Canone Rai, spunta il modo per non pagarlo: come richiedere l’esenzione

Spunta una soluzione per coloro che non intendono pagare il tanto odiato Canone Rai. Ma ovviamente servono parametri ben precisi

Tante, troppe le tasse ed i pagamenti in cui devono incappare obbligatoriamente ogni anno i cittadini italiani. Tra queste emergono alcune spese che le famiglie del nostro Paese cercherebbero di evitare molto volentieri.

canone rai
Chi è interessato e come chiedere l’esenzione (via Twitter)

Come ad esempio il tanto odiato Canone Rai. La tassa che ogni famiglia italiana deve pagare per finanziare e supportare la televisione pubblica italiana. Nonostante le proteste e le rimostranze, anche in futuro il canone tv resterà in voga.

Dal 2023 il Canone Rai non potrà più essere erogato all’interno delle bollette di luce e gas, come invece stabilito in precedenza. L’Unione Europea ha chiesto più trasparenza nelle tassazioni agli stati membri, così cambierà la modalità di pagamento.
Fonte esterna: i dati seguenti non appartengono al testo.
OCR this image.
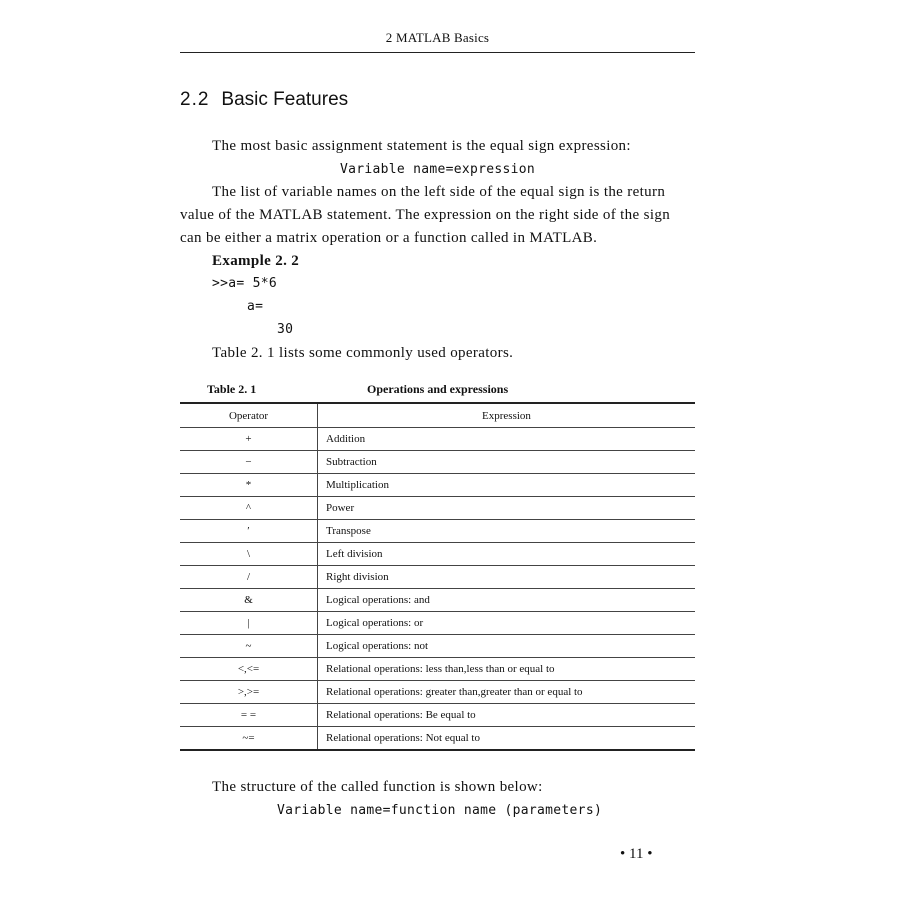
2 MATLAB Basics
2.2 Basic Features
The most basic assignment statement is the equal sign expression:
Variable name=expression
The list of variable names on the left side of the equal sign is the return
value of the MATLAB statement. The expression on the right side of the sign
can be either a matrix operation or a function called in MATLAB.
Example 2. 2
>>a= 5*6
a=
30
Table 2. 1 lists some commonly used operators.
Table 2. 1	Operations and expressions
Operator	Expression
+	Addition
−	Subtraction
*	Multiplication
^	Power
′	Transpose
\	Left division
/	Right division
&	Logical operations: and
|	Logical operations: or
~	Logical operations: not
<,<=	Relational operations: less than,less than or equal to
>,>=	Relational operations: greater than,greater than or equal to
= =	Relational operations: Be equal to
~=	Relational operations: Not equal to
The structure of the called function is shown below:
Variable name=function name (parameters)
• 11 •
Ma c’è un modo per non dover pagare il Canone Rai? Pare proprio di sì, visto che sul web è spuntata una modalità a cui poter attingere, anche se non riguarda forzatamente tutti i cittadini italiani.

Una autodichiarazione ufficiale potrebbe permettervi di non pagare più il Canone Rai

Il modo in realtà è piuttosto semplice. Chi non possiede un apparecchio televisivo atto alla ricezione dei canali nella propria abitazione può chiedere la cessazione del Canone Rai nei propri confronti.
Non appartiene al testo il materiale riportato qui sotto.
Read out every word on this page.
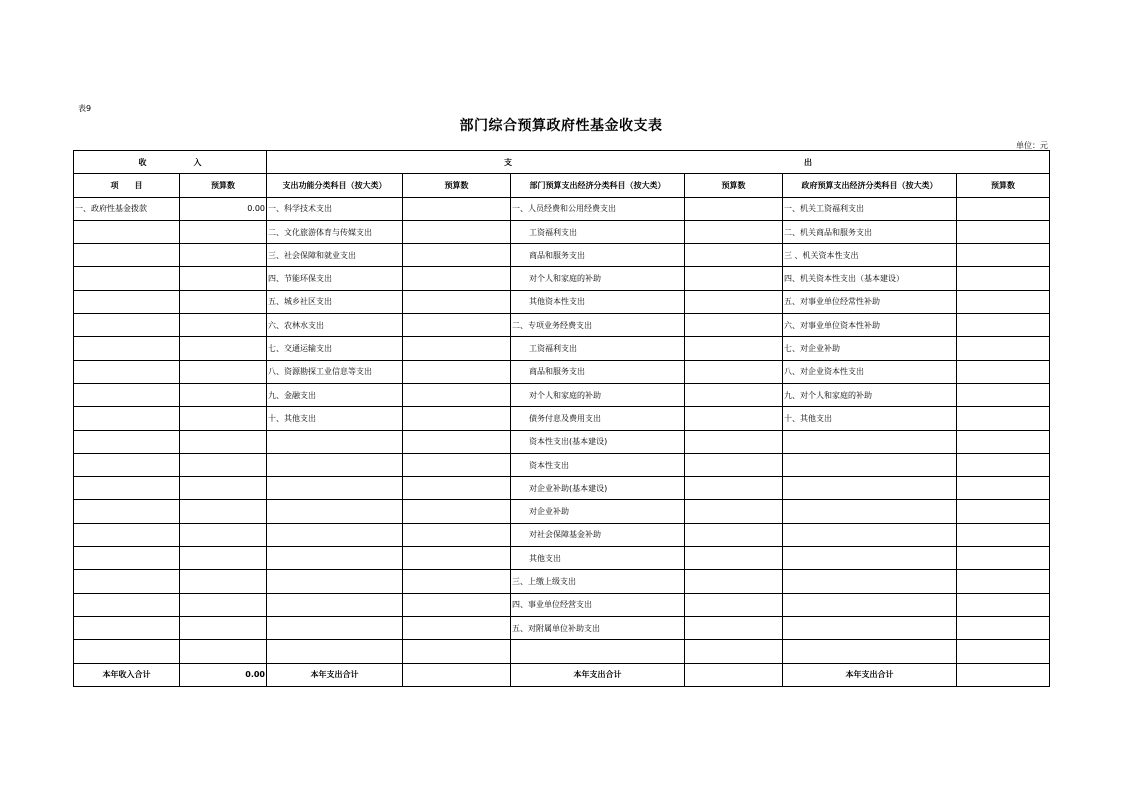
表9
部门综合预算政府性基金收支表
单位：元
收 入		支 出					

项　　目	预算数	支出功能分类科目（按大类）	预算数	部门预算支出经济分类科目（按大类）	预算数	政府预算支出经济分类科目（按大类）	预算数
一、政府性基金拨款	0.00	一、科学技术支出		一、人员经费和公用经费支出		一、机关工资福利支出	
		二、文化旅游体育与传媒支出		工资福利支出		二、机关商品和服务支出	
		三、社会保障和就业支出		商品和服务支出		三 、机关资本性支出	
		四、节能环保支出		对个人和家庭的补助		四、机关资本性支出（基本建设）	
		五、城乡社区支出		其他资本性支出		五、对事业单位经常性补助	
		六、农林水支出		二、专项业务经费支出		六、对事业单位资本性补助	
		七、交通运输支出		工资福利支出		七、对企业补助	
		八、资源勘探工业信息等支出		商品和服务支出		八、对企业资本性支出	
		九、金融支出		对个人和家庭的补助		九、对个人和家庭的补助	
		十、其他支出		债务付息及费用支出		十、其他支出	
				资本性支出(基本建设)			
				资本性支出			
				对企业补助(基本建设)			
				对企业补助			
				对社会保障基金补助			
				其他支出			
				三、上缴上级支出			
				四、事业单位经营支出			
				五、对附属单位补助支出			

本年收入合计	0.00	本年支出合计		本年支出合计		本年支出合计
Basterà andare sul sito dell’Agenzia delle Entrate, nel riquadro riguardante le emissioni in favore della Rai. In quell’area si potrà scaricare la cosiddetta DICHIARAZIONE SOSTITUTIVA RELATIVA AL CANONE DI ABBONAMENTO ALLA TELEVISIONE PER USO PRIVATO.

Sempre sul sito sono presenti le istruzioni per compilarlo adeguatamente. Il modello, firmato in ogni sua parte, dovrà essere inviato entro il 30 giugno, così da poter ottenere l’esenzione per l’annata successiva.

La dichiarazione può essere presentata solo dai titolari dell’utenza elettrica, a eccezione degli eredi, in una delle modalità che seguono:

  • direttamente online, usando l’applicazione web messa a disposizione dall’Agenzia delle Entrate;
  • spedendo una raccomandata senza busta, all’indirizzo: Agenzia delle entrate – Direzione provinciale I di Torino – Ufficio canone Tv – Casella postale 22 – 10121 Torino. In questo caso occorre allegare un documento di riconoscimento valido;
  • con pec sottoscritta con firma digitale all’indirizzo cp22.canonetv@postacertificata.rai.it;
  • tramite Caf, professionisti e intermediari abilitati.